Fig.12 - Selecção clonal


Em suma, a imunidade (inata e adquirida -Tabela I) em sentido lato, consiste nos diversos processos fisiológicos que permitem ao organismo reconhecer, neutralizar e eliminar substâncias que lhe são estranhas e células lesionadas, envelhecidas, anormais ou mutantes.


Tabela I - Imunidade inata e adquirida


*Podem citar-se como exemplos as lisozimas e as interleucinas que se ligam a determinados padrões moleculares existentes em diversos agentes patogénicos.
Estes dois tipos de imunidade encontram-se relacionados e actuam em simultâneo:

Fig.13 - Relação entre imunidade inata e adquirida


Quimiotaxia

Trata-se de um mecanismo de locomoção orientada ao longo de um gradiente químico. Existem quimiotaxinas endógenas e exógenas. As endógenas são representadas por componentes do sistema complemento, histaminas, citocinas, entre outras, produzidas por macrófagos e leucócitos e que actuam nos leucócitos. As principais quimiotaxinas exógenas são produtos bacterianos.

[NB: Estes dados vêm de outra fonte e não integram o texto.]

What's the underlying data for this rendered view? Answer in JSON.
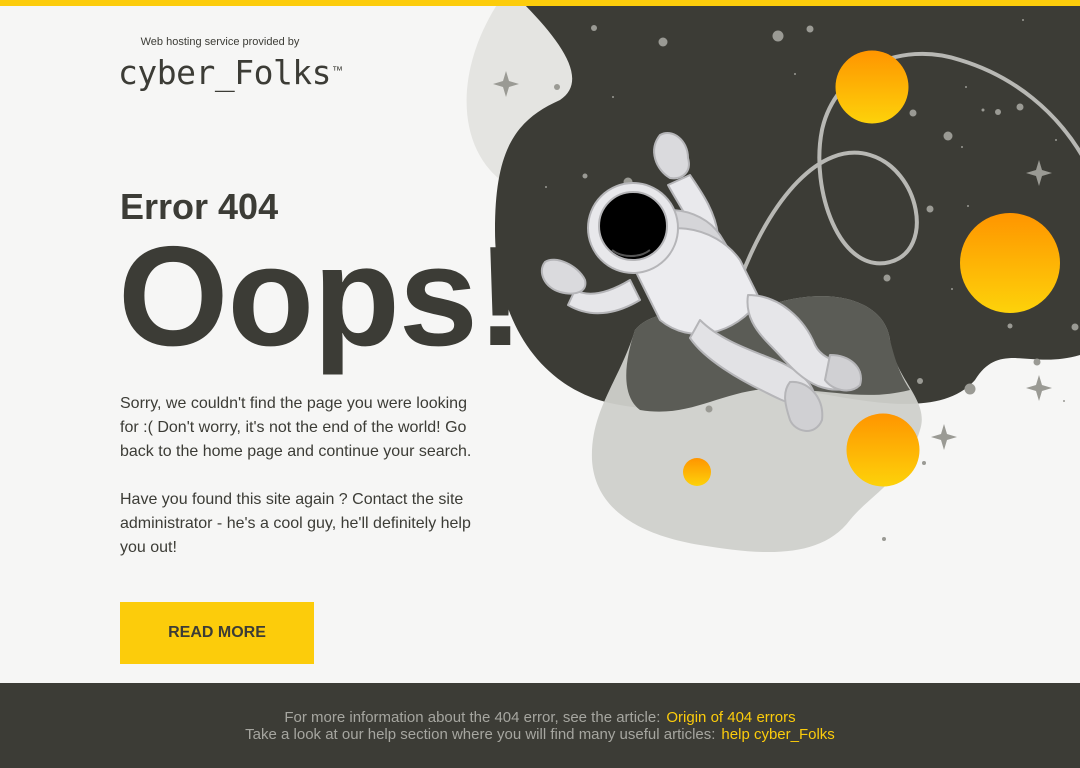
{
  "header": {
    "provider_text": "Web hosting service provided by",
    "logo_text": "cyber_Folks",
    "logo_tm": "™"
  },
  "main": {
    "error_code": "Error 404",
    "headline": "Oops!",
    "paragraph1": "Sorry, we couldn't find the page you were looking for :( Don't worry, it's not the end of the world! Go back to the home page and continue your search.",
    "paragraph2": "Have you found this site again ? Contact the site administrator - he's a cool guy, he'll definitely help you out!",
    "button_label": "READ MORE"
  },
  "footer": {
    "line1_text": "For more information about the 404 error, see the article:",
    "line1_link": "Origin of 404 errors",
    "line2_text": "Take a look at our help section where you will find many useful articles:",
    "line2_link": "help cyber_Folks"
  },
  "colors": {
    "accent": "#fccc0b",
    "dark": "#3c3c36",
    "background": "#f6f6f5",
    "footer_text": "#a6a6a0"
  }
}
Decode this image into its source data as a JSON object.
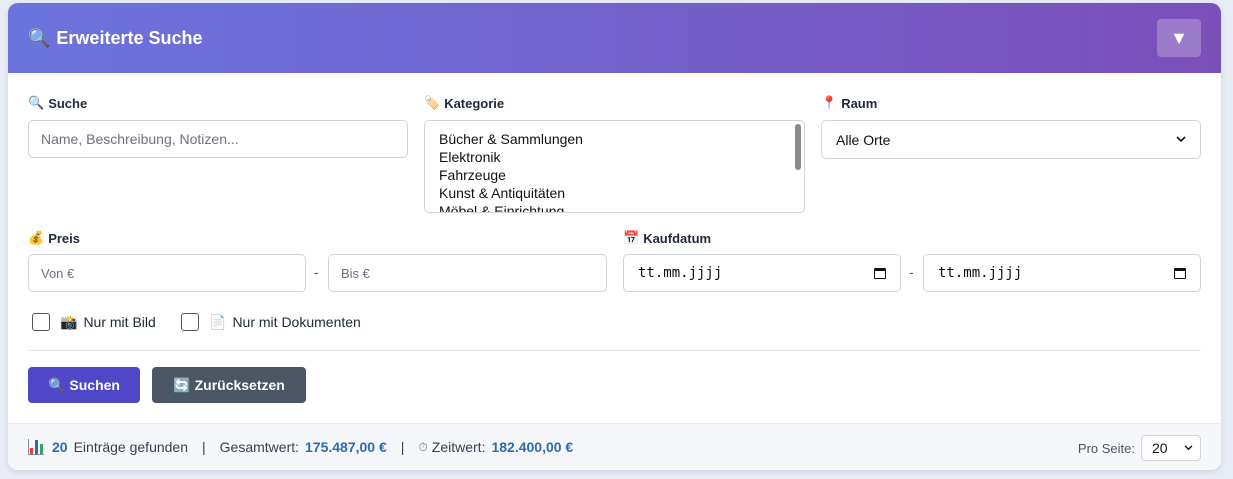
{
  "header": {
    "icon": "🔍",
    "title": "Erweiterte Suche",
    "toggle_glyph": "▼"
  },
  "search": {
    "icon": "🔍",
    "label": "Suche",
    "placeholder": "Name, Beschreibung, Notizen..."
  },
  "category": {
    "icon": "🏷️",
    "label": "Kategorie",
    "options": [
      "Bücher & Sammlungen",
      "Elektronik",
      "Fahrzeuge",
      "Kunst & Antiquitäten",
      "Möbel & Einrichtung"
    ]
  },
  "room": {
    "icon": "📍",
    "label": "Raum",
    "selected": "Alle Orte"
  },
  "price": {
    "icon": "💰",
    "label": "Preis",
    "from_placeholder": "Von €",
    "to_placeholder": "Bis €",
    "separator": "-"
  },
  "purchase_date": {
    "icon": "📅",
    "label": "Kaufdatum",
    "from_value": "tt.mm.jjjj",
    "to_value": "tt.mm.jjjj",
    "separator": "-"
  },
  "filters": {
    "only_image": {
      "icon": "📸",
      "label": "Nur mit Bild",
      "checked": false
    },
    "only_documents": {
      "icon": "📄",
      "label": "Nur mit Dokumenten",
      "checked": false
    }
  },
  "buttons": {
    "search": {
      "icon": "🔍",
      "label": "Suchen"
    },
    "reset": {
      "icon": "🔄",
      "label": "Zurücksetzen"
    }
  },
  "footer": {
    "count": "20",
    "count_label": "Einträge gefunden",
    "separator": "|",
    "total_label": "Gesamtwert:",
    "total_value": "175.487,00 €",
    "current_icon": "⏱",
    "current_label": "Zeitwert:",
    "current_value": "182.400,00 €",
    "per_page_label": "Pro Seite:",
    "per_page_value": "20"
  },
  "colors": {
    "header_start": "#6b74de",
    "header_end": "#7b4fb8",
    "primary": "#4f46c8",
    "secondary": "#4b5563",
    "value_blue": "#2b6cb0"
  }
}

Este mecanismo ocorre através da ligação do estímulo quimiotáctico a receptores específicos transmembranares dos leucócitos. No citoplasma do neutrófilo existem filamentos de actina e miosina, cuja polimerização é promovida pelo cálcio existente no tecido lesado, provocando, assim, a emissão de pseudópodes. Ao mesmo tempo, na outra extremidade da célula, há despolimerização destes filamentos. Estes dois factores articulados levam à locomoção do leucócito.

Antigénio


Um antigénio é uma partícula ou molécula capaz de iniciar a produção de anticorpos.

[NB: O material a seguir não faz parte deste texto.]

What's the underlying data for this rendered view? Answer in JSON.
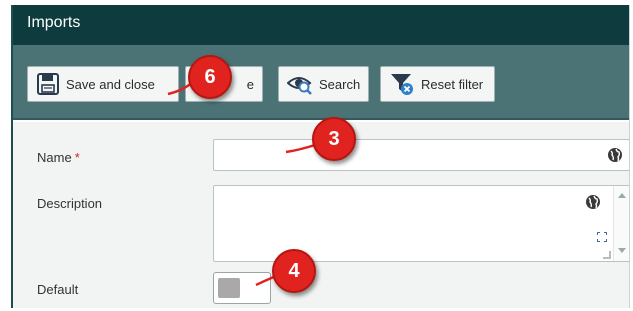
{
  "window": {
    "title": "Imports"
  },
  "toolbar": {
    "save_close_label": "Save and close",
    "second_label": "e",
    "search_label": "Search",
    "reset_filter_label": "Reset filter"
  },
  "form": {
    "name_label": "Name",
    "required_marker": "*",
    "name_value": "",
    "description_label": "Description",
    "description_value": "",
    "default_label": "Default",
    "default_enabled": false
  },
  "callouts": [
    "6",
    "3",
    "4"
  ],
  "icons": {
    "save": "floppy-disk-icon",
    "search": "eye-search-icon",
    "reset": "funnel-clear-icon",
    "globe": "globe-icon",
    "expand": "expand-icon"
  },
  "colors": {
    "titlebar": "#0d3b3e",
    "toolbar": "#4b7375",
    "callout": "#e0231f",
    "required": "#d0222b"
  }
}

Os antigénios são substâncias que não são reconhecidas pelo sistema imunitário como pertencente ao organismo Um antigénio pode ser uma bactéria ou um fragmento desta, um vírus, um grão de pólen, glóbulos vermelhos de outros indivíduos, tecidos enxertados, órgãos transplantados ou até uma substância alimentar.



Anticorpos

Os anticorpos, ou imunoglobulinas, encontram-se particularmente no sangue. São glicoproteínas com uma estrutura em Y constituída por quatro cadeias polipeptídicas (Fig.14). Cada ramo da parte em V transporta um sítio activo complementar de um epítope, podendo assim cada molécula de anticorpo ligar-se a duas moléculas de antigénio transportando um epítope idêntico. A cauda do Y, não participa directamente na ligação com o antigénio mas permite a fixação a certas células. Cada linhagem de linfócito produz apenas um tipo de anticorpos reconhecendo somente um único epítope (Bergere, 1991).